We’ve designed and built the TrustYou CXP platform from scratch, making a bunch of architectural decisions along the way.
With multiple product teams and temporary teams working in parallel on interdependent subsystems, our engineers need a high level of autonomy to move fast. But autonomy without alignment leads to chaos. A solid strategy for growing an evolutionary architecture has been key to maintaining alignment while empowering autonomy.
“Architectural decision” is an umbrella term covering a wide range of choices in how we build software. In this article, I share a few thoughts on how we approach the architectural decisions on the structure of the software and the technology roadmap for the TrustYou CXP platform.
Architectural Decisions on Structure: Bounded Contexts
Bounded context is a key concept from Domain-Driven Design (DDD). You’ll find formal definitions in both the “red book” and the “blue book,” as well as many excellent articles and resources.
Bounded contexts have formed the foundation of our architectural decisions affecting the platform’s structure. We began by identifying the subsystems and defining bounded contexts for each of them.
Of course, our definitions include the ubiquitous language of the domain model—but we’ve focused even more on the inbound and outbound data and actions for each context.
We document our bounded contexts using a common template and keep them all together on a shared online board across Product & Engineering.
Because our focus is on the boundaries between subsystems and the details of their interfaces, defining the bounded contexts has been a collaborative effort. Engineers, team leads, and I have worked together to build a shared understanding of each bounded context, its boundaries, and its interfaces.
We held workshops with representatives from all product teams to answer key questions:
- What are the platform’s subsystems?
- What are the purpose and goals of each subsystem?
- What are the core entities and objects in each domain model?
- What’s the ubiquitous language for each?
- What are the inbound and outbound interfaces—data and actions—of each subsystem?
This top-down, workshop-based approach helps us avoid siloed thinking.
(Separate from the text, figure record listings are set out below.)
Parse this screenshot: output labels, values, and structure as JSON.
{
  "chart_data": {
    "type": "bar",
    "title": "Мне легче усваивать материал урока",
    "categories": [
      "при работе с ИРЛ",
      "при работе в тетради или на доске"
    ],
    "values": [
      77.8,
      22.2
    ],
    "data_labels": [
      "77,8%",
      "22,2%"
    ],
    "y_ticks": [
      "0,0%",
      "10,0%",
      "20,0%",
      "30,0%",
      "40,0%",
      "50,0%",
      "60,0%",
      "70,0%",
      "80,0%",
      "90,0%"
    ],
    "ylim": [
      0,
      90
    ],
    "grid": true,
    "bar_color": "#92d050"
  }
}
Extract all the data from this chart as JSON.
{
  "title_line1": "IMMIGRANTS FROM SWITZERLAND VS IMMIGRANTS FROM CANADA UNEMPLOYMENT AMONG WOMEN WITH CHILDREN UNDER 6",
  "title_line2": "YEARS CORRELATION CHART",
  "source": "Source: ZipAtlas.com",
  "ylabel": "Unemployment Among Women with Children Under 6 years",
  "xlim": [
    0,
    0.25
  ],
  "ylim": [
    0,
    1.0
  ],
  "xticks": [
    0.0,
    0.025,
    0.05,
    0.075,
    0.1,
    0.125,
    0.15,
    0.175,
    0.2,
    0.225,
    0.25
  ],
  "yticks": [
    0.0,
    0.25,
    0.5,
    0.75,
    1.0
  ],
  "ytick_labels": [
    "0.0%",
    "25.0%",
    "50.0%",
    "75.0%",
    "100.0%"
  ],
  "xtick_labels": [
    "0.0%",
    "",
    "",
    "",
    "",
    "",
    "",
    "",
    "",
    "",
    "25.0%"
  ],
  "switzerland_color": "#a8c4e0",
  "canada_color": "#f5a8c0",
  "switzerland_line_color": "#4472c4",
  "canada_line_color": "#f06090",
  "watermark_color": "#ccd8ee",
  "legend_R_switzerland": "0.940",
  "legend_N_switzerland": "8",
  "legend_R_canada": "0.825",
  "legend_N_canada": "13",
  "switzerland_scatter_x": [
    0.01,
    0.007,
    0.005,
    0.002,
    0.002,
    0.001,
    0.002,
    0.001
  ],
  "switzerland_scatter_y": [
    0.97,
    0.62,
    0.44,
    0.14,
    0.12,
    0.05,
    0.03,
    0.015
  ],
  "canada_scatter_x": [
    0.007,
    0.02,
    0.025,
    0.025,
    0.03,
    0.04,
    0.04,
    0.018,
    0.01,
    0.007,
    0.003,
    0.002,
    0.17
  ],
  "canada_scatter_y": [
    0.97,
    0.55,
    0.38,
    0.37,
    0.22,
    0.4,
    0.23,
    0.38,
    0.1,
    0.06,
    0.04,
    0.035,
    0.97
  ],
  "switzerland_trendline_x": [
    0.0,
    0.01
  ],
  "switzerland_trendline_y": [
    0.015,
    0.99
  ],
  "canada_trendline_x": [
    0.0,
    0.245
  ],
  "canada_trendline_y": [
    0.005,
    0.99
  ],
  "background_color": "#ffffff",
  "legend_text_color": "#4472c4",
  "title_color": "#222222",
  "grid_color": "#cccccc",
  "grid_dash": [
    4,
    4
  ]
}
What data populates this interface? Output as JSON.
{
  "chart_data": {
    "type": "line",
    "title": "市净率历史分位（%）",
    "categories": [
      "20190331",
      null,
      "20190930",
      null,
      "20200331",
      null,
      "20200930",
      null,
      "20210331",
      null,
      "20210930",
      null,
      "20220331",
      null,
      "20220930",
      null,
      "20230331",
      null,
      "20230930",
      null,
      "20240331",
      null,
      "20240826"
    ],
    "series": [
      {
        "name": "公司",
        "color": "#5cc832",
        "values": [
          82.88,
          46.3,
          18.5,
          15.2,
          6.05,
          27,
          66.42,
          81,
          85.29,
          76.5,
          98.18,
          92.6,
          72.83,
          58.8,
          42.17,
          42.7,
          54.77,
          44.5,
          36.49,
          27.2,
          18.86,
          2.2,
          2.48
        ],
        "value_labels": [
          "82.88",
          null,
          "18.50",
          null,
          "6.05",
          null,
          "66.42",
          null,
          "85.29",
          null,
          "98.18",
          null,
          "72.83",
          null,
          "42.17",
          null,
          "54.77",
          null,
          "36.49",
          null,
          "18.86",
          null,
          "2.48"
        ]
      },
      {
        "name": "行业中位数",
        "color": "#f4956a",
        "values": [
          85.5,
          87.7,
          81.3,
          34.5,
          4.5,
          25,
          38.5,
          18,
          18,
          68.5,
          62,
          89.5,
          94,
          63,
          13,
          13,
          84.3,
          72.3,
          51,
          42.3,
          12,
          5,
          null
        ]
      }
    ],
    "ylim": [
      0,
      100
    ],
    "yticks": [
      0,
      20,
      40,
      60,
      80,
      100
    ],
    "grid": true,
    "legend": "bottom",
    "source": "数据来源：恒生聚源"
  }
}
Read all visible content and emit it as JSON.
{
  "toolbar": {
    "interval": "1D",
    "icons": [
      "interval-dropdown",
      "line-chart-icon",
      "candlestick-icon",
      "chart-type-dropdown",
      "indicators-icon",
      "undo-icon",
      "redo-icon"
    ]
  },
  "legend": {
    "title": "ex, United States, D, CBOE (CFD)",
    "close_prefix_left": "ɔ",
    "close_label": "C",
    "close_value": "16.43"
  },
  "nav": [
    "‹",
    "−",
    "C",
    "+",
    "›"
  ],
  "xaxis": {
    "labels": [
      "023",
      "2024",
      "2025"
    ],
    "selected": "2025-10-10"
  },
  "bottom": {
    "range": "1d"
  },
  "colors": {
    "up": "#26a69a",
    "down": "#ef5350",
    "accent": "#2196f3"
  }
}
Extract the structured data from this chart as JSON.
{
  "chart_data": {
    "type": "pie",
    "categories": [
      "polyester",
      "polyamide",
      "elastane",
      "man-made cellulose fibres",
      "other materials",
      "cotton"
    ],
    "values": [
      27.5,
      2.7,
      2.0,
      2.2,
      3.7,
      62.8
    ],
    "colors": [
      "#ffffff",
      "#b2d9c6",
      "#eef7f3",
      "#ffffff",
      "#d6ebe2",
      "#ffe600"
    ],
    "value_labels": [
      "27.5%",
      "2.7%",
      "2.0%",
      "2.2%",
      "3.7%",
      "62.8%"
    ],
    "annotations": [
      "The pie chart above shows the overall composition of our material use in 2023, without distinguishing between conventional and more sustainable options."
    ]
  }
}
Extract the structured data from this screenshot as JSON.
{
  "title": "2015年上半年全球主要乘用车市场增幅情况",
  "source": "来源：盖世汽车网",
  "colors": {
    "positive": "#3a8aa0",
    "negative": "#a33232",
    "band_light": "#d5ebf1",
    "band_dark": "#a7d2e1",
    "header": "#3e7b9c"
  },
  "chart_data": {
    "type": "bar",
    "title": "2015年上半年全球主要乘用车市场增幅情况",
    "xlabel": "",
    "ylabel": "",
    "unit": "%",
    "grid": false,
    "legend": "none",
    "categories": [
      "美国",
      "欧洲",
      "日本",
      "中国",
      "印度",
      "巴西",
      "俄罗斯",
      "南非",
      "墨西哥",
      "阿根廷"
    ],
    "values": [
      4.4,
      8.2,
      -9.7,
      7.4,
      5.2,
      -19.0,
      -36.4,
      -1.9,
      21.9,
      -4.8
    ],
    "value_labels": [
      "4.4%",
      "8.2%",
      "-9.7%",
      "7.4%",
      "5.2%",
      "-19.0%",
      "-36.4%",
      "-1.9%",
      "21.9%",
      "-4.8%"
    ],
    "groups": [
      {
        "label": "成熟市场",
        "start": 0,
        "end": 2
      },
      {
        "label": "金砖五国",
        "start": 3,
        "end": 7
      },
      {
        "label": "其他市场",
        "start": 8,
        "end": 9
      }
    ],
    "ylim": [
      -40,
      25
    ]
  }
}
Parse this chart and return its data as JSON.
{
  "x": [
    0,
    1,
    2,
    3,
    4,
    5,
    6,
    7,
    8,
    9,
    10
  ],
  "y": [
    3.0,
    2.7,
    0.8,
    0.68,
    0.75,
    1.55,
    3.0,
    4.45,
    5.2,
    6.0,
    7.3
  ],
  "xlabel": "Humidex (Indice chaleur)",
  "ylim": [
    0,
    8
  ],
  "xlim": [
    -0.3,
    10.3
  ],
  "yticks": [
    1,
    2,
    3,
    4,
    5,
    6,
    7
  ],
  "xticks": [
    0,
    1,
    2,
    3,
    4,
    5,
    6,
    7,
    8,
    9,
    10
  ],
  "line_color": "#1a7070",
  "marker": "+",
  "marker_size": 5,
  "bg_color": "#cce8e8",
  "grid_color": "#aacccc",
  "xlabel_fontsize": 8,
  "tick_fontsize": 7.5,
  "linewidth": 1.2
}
It also allows us to uncover hidden assumptions early and make better decisions.
We use the levels 1 and 2 of C4 to document our system architecture. Once we defined our bounded contexts, they served as the main input for our System Context Diagram. This diagram captures subsystems, external dependencies and actors, and all interfaces—internal and external. It’s been a strong foundation for making engineering decisions at every scale.
Key ingredients? Collaboration, the right audience, and quality time for the workshops.
Architectural Decisions on Technology: Technology Roadmaps
Technology decisions have been just as important as structural ones in shaping the architecture of TrustYou CXP.
We use technology roadmaps to discuss and visualize which tools, techniques, and frameworks we’re adopting, phasing out, or evaluating. In fact, we have different technology roadmaps for different chapters in our department and each evolves independently.
While the ThoughtWorks Tech Radar is the most popular format out there, we’ve found Rogers’s technology adoption curve works better for us.
Our technology roadmap has six stages:
- Spot it
- Pilot it
- Engineer it
- Mine it
- Deprioritize it
- Decommission it
Each stage comes with guidelines to help clarify what it means to be there. These visuals and tips support meaningful discussions, help spot duplication, and surface knowledge-sharing opportunities.
When evaluating new technologies or comparing alternatives, we run pilots with clearly defined scopes and success criteria. The results are documented and support the final decision.
We created the first versions of these roadmaps before we even began implementing CXP—and now we aim to update them twice a year.
“Don’t You Write ADRs?”
TL;DR: Absolutely.
Yes, we write ADRs. Sometimes for decisions around bounded contexts and technology. But we also use ADRs for many other types of architectural decisions.
That said, we don’t force every single decision into an ADR. Our focus is on having the right conversations with the right people. When an ADR adds value to the discussion (and improves the decision), we write it. Sometimes, a decision is quick, made by a small group, and we jump straight into implementation.
Discuss, Visualize, Gather Feedback, Iterate
At the end of the day, it’s all about applying solid principles and best practices.
Architecture is something you grow with your platform—not something you define once and freeze forever. Make sure you explore alternatives. Surface the trade-offs. Get feedback from both technical and non-technical stakeholders. And most importantly, make conscious decisions.
Things will change. Start small, iterate, and avoid getting stuck in endless discussions aiming for a “bulletproof” solution. Spoiler: you won’t know what’s bulletproof two years from now.
Bounded contexts, technology roadmaps, and ADRs help us follow these principles—and maybe they’ll help you too.